その結果、400,000/㎡であれば、このエリアであればそうおかしな価格ではないので、たとえ用地が300万バーツ/タランワーであってもコンドミニアムの開発は可能だという結論です。

AREAのコメントは以上ですが、ここでいっている600,000バーツ/㎡というのはサンシリの98ワイヤレスのことだと思いますが、確かにあれはグレードはすごく高い様ですが、市場を無視したような値付けだったので、お金に糸目をつけないタイの富裕層やシンガポールや香港のお金持ちが買っていたようです。

今となっては相当な含み損を抱えているのではないかと思いますが、ああいう連中は気にしてないでしょうから構いませんが、これからワイヤレスロードの一等地でスーパーラグジュアリーが400,000バーツ/㎡で出てくるのであれば、市場さえ回復すれば買い手は出てくると思います。
もっとも、外国人不在の今はまず売れないと思いますが...。

そういう意味では、以前「ライフ・ワンワイヤレス、最後の投売りは買い!」で書いたように、駅からは確かに少し離れていますが、ワイヤレスのフリーホールドが17万バーツ/㎡台で買えるというのは、我々のような予算が数千万円の個人投資家にとってはチャンスでもあり、今のような低迷期だからこそだろうと思います。

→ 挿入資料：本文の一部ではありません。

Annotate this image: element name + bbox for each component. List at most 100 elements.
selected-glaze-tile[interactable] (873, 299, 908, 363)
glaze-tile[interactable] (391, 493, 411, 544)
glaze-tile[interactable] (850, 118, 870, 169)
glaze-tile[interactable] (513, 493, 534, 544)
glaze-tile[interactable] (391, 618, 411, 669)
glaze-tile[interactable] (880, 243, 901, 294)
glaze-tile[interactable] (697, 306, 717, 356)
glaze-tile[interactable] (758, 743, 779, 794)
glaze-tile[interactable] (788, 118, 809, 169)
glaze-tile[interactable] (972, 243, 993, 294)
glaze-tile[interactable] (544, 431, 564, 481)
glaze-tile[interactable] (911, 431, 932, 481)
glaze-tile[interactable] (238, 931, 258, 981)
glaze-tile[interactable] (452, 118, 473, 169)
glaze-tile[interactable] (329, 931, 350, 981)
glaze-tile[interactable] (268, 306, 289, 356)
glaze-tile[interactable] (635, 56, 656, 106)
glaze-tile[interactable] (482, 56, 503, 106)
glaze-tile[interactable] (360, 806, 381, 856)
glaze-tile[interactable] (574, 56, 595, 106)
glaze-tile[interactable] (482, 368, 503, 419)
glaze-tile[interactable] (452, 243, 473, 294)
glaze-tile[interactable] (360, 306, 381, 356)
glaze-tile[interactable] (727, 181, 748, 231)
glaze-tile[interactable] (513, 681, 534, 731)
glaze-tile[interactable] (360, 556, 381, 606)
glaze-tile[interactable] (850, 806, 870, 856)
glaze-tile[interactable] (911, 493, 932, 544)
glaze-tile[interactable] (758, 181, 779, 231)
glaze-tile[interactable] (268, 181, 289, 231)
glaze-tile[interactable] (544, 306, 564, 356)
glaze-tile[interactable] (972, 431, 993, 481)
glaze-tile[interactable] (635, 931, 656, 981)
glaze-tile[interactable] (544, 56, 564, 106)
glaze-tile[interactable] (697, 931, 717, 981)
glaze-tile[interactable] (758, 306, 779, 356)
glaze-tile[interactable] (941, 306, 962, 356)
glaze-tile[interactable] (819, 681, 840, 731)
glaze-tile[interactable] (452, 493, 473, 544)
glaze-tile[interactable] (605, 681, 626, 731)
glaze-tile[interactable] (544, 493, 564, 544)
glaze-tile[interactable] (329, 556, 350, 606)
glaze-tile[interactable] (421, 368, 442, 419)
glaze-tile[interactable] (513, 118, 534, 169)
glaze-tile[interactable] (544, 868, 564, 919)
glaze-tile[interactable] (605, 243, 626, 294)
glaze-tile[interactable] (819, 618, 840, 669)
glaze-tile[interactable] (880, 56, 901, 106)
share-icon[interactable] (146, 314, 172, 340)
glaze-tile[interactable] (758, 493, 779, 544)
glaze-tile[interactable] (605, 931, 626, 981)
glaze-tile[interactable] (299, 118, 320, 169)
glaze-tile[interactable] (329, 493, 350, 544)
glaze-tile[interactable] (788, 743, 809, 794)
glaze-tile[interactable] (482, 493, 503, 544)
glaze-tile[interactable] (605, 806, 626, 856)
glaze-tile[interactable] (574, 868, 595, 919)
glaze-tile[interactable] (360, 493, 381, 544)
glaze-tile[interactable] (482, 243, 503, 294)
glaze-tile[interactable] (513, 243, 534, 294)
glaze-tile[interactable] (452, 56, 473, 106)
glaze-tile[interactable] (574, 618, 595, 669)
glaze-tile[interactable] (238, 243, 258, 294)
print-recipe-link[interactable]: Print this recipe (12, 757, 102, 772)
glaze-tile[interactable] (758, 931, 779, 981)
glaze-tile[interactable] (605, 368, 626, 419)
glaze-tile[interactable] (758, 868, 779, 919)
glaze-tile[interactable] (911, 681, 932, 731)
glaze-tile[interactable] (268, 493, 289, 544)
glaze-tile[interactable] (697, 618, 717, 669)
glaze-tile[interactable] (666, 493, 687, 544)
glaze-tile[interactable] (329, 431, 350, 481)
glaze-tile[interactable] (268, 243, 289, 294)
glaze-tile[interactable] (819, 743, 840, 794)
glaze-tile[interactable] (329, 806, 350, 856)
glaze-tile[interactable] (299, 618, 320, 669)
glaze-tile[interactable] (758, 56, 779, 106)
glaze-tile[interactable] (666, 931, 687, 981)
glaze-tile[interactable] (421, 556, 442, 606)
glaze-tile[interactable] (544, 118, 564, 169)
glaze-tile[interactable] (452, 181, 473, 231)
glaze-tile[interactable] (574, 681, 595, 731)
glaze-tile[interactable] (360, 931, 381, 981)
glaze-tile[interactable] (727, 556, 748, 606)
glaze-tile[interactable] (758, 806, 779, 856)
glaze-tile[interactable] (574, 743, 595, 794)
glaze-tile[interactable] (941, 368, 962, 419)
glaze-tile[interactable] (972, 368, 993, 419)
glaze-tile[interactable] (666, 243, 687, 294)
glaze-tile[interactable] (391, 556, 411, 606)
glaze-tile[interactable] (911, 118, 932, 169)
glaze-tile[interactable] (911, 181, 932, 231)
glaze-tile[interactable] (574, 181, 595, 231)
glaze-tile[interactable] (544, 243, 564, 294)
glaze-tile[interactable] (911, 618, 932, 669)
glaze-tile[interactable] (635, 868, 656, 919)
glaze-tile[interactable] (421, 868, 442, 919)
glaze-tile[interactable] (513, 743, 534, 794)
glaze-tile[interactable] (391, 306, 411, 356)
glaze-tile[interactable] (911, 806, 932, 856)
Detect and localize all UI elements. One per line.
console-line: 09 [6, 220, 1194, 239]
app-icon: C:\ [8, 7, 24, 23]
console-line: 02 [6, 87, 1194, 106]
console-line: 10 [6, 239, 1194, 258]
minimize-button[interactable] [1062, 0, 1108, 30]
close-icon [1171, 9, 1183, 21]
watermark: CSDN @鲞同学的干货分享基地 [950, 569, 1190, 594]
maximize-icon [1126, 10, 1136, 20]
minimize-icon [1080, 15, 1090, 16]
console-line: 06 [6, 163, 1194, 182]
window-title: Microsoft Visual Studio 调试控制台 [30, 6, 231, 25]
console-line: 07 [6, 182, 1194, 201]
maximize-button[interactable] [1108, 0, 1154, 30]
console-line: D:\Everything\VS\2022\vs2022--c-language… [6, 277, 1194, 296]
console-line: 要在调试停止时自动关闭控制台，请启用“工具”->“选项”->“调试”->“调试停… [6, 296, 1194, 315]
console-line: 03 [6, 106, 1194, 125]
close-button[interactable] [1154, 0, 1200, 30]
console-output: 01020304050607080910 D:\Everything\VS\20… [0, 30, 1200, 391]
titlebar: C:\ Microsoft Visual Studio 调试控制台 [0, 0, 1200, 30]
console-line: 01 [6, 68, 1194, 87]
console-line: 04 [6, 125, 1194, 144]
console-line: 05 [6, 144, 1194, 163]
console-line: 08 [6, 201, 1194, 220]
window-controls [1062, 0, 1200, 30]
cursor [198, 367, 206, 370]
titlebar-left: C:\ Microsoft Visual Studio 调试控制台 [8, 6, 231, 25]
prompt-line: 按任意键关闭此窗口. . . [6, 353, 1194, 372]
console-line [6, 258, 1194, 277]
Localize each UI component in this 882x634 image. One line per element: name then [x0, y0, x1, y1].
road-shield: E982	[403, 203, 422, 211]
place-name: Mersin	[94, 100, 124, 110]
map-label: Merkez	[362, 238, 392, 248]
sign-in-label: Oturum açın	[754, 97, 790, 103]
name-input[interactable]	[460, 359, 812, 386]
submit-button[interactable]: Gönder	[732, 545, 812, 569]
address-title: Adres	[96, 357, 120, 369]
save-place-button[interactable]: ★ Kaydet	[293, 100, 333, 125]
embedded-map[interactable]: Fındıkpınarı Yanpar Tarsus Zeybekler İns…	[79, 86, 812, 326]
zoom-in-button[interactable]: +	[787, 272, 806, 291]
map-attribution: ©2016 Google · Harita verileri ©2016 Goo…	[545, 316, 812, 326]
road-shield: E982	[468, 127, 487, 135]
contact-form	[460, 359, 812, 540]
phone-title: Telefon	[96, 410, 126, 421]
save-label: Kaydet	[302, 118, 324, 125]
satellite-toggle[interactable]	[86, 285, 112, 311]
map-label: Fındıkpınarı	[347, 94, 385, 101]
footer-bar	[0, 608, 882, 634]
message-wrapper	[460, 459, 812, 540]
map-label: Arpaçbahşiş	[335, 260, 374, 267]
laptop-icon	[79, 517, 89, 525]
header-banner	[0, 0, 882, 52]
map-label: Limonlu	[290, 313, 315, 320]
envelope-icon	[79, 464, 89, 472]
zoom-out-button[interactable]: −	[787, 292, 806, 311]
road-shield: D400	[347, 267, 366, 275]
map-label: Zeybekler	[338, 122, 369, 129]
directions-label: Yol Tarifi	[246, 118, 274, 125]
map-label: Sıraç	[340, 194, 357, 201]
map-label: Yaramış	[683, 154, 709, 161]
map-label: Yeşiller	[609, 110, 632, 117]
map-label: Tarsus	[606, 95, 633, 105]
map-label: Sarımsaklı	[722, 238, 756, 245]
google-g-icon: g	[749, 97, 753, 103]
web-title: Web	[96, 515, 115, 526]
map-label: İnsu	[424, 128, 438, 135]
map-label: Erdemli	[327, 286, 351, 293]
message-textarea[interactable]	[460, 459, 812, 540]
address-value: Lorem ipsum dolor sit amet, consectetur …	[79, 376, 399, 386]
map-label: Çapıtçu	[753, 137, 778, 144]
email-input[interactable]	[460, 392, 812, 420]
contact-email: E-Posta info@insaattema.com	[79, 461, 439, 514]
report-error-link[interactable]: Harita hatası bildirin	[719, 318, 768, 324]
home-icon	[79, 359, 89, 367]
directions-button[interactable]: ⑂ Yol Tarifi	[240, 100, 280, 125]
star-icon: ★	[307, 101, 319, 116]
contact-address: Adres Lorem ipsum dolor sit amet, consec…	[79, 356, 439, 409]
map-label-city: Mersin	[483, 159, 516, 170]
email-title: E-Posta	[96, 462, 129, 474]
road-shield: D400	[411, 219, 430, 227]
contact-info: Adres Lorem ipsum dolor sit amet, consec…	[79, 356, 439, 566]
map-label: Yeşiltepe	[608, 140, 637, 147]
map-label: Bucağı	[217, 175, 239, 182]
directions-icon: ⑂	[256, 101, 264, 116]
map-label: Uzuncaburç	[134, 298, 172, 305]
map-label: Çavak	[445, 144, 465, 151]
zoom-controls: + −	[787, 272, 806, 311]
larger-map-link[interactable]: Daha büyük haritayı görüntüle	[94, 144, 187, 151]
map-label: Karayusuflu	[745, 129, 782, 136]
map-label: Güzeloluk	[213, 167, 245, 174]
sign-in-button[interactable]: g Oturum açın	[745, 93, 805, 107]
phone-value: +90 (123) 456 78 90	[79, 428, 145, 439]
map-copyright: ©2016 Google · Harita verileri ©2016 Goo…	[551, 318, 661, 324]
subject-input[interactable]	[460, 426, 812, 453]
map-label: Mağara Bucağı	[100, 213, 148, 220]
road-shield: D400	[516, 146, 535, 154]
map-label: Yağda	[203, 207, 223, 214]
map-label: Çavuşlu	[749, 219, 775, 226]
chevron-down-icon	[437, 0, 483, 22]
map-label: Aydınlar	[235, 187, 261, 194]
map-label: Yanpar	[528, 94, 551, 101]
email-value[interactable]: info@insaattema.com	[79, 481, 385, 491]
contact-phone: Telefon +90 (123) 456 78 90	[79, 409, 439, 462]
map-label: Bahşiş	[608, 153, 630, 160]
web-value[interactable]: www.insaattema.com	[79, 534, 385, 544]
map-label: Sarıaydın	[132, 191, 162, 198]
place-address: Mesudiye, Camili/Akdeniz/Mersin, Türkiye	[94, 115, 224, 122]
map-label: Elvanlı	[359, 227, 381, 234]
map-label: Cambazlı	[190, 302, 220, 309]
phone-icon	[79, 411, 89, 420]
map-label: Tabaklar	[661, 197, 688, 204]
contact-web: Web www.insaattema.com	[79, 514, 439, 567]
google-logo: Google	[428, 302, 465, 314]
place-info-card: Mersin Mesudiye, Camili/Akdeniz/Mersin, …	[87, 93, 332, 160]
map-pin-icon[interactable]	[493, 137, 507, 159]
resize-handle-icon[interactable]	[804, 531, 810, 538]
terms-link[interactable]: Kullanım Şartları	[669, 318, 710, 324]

ところで、この計算書からもわかりますが、これまでに私が何度も書いてきたように、タイのデベロッパーは粗利で30%を平気で取ります。

私が日本のデベロッパーで働いていた時には、マンション開発の場合、15%が設定利益であったし、今はもっと厳しくなったと聞いています。そういう意味で、タイのコンドミニアム開発の事業は日系デベロッパーにとってもおいしいビジネスだと思うし、数年前に続々とタイに進出してきたのもわかります。

もっとも、今はどこも完成在庫を抱えて大変なので、先日も某デベロッパーと話したときに、先行して進出してきた地所、三井不以外は結局、どこも儲かってなどいないのではないかということでしたが、私も多分そうだろう思います。

しかし、このことは逆にいえば、我々は竣工後すぐに売らなければならないデベロッパーではないので、投資家として絶好の買いのチャンスが近づいてきているとも思うのです。